That’s also why Death Stranding is such a brilliant example of this genre. Its desolate and sometimes hopeless world happens to be the perfect setting for a game designed to teach you to appreciate the value of little victories and human connections. You’ll fall, you’ll fail, and you’ll sometimes wonder whether you’re having any fun, but by the time you look back at the better world you left behind and how far you’ve come, you just might shed a tear. – MB
7. The Elder Scrolls 3: Morrowind
At a time when developers were simply dipping their toes into the waters of the open-world concept as we know it today, the team behind The Elder Scrolls 3: Morrowind took a different approach. They decided to make an open-world game that seemingly featured everything that they’ve ever wanted to do with their already epic RPGs. As a result, Morrowind can often be confusing, complicated, and remarkably user-unfriendly.

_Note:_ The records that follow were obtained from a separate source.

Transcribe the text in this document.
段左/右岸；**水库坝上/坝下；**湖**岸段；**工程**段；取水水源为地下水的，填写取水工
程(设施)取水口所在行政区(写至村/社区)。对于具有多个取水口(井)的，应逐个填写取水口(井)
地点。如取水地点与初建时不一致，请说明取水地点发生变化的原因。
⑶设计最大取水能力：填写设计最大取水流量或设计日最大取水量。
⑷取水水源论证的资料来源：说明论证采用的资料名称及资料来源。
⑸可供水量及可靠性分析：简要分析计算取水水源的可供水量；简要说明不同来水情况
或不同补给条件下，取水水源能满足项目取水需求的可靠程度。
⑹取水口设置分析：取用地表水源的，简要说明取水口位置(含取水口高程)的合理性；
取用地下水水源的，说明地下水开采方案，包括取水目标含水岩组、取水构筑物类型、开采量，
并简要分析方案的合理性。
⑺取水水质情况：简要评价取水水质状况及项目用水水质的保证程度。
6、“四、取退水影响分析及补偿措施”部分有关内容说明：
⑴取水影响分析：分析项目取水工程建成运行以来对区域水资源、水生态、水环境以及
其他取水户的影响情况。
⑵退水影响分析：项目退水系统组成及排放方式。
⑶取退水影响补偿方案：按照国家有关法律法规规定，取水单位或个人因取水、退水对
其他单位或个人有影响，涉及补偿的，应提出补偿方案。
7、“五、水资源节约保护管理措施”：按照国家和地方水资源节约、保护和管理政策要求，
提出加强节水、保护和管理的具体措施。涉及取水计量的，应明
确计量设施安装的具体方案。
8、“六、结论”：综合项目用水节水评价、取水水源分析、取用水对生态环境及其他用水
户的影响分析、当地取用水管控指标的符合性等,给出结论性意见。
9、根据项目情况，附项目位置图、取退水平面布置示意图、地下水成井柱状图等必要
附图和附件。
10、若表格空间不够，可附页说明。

Yet, many of the qualities that you could use to criticize Morrowind could just as easily be used to explain why it’s such an important and incredible open-world experience. It’s an open-world RPG where you truly get to feel like you’re gradually growing your character and making a name for yourself in its beautiful, dangerous, and wonderfully weird world. Mods and fan updates can improve some of this game’s technical shortcomings, but there is no replacement for the ways that Morrowind makes you feel like you’ve truly been transported to a distant land where the only victories you’ll find are those that you make for yourself. – MB
6. Fallout New Vegas
Player choice is at the heart of the Fallout franchise, and Fallout: New Vegas offers more choices than any other entry into this franchise that redefined what video game role-playing really means. Players can solve almost every problem with their weapons, wits, or wallet, but the game’s gray morality remains a constant challenge. Many otherwise excellently designed characters and organizations in Fallout games are either overly good or mustache-twirlingly evil, but New Vegas blindsides players by ensuring that nothing is quite as it seems. There are choices in this game that go far beyond right and wrong, “A” or “B”, or color-coded moral compasses.

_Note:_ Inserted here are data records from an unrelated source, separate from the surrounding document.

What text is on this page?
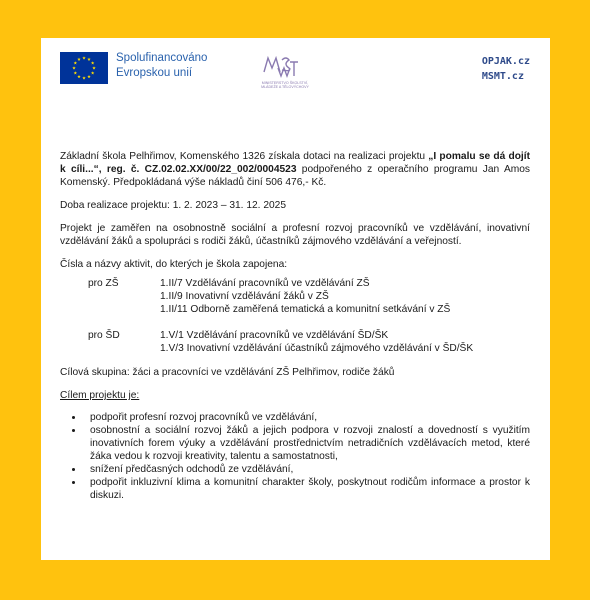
Spolufinancováno
Evropskou unií
MINISTERSTVO ŠKOLSTVÍ,
MLÁDEŽE A TĚLOVÝCHOVY
OPJAK.cz
MSMT.cz

Základní škola Pelhřimov, Komenského 1326 získala dotaci na realizaci projektu „I pomalu se dá dojít k cíli...“, reg. č. CZ.02.02.XX/00/22_002/0004523 podpořeného z operačního programu Jan Amos Komenský. Předpokládaná výše nákladů činí 506 476,- Kč.

Doba realizace projektu: 1. 2. 2023 – 31. 12. 2025

Projekt je zaměřen na osobnostně sociální a profesní rozvoj pracovníků ve vzdělávání, inovativní vzdělávání žáků a spolupráci s rodiči žáků, účastníků zájmového vzdělávání a veřejností.

Čísla a názvy aktivit, do kterých je škola zapojena:

pro ZŠ	1.II/7 Vzdělávání pracovníků ve vzdělávání ZŠ
1.II/9 Inovativní vzdělávání žáků v ZŠ
1.II/11 Odborně zaměřená tematická a komunitní setkávání v ZŠ
pro ŠD	1.V/1 Vzdělávání pracovníků ve vzdělávání ŠD/ŠK
1.V/3 Inovativní vzdělávání účastníků zájmového vzdělávání v ŠD/ŠK

Cílová skupina: žáci a pracovníci ve vzdělávání ZŠ Pelhřimov, rodiče žáků

Cílem projektu je:

• podpořit profesní rozvoj pracovníků ve vzdělávání,
• osobnostní a sociální rozvoj žáků a jejich podpora v rozvoji znalostí a dovedností s využitím inovativních forem výuky a vzdělávání prostřednictvím netradičních vzdělávacích metod, které žáka vedou k rozvoji kreativity, talentu a samostatnosti,
• snížení předčasných odchodů ze vzdělávání,
• podpořit inkluzivní klima a komunitní charakter školy, poskytnout rodičům informace a prostor k diskuzi.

Fallout: New Vegas demonstrates what kind of magic can happen when game developers make a world’s inhabitants as morally flexible as the main character. – AG
5. Grand Theft Auto V
Like the rest of the entries into this legendary franchise, Grand Theft Auto 5 is essentially a gigantic crime simulator. Gamers can explore every back alley of its incredible world and absorb all the details that went into creating this overblown and satirical universe that somehow feels more real than it probably should. While GTA 5‘s return to a slightly more ridicicolus form of gameplay bolstered by a variety of side activities was certainly welcome, the thing that really elevates this game above its predecessors is its use of three protagonists. The concept of three protagonists in a GTA game could have been a gimmick, but our “heroes’” personalities and goals play off each other in a way that creates a thrilling narrative that would have been impossible to achieve with only one lead.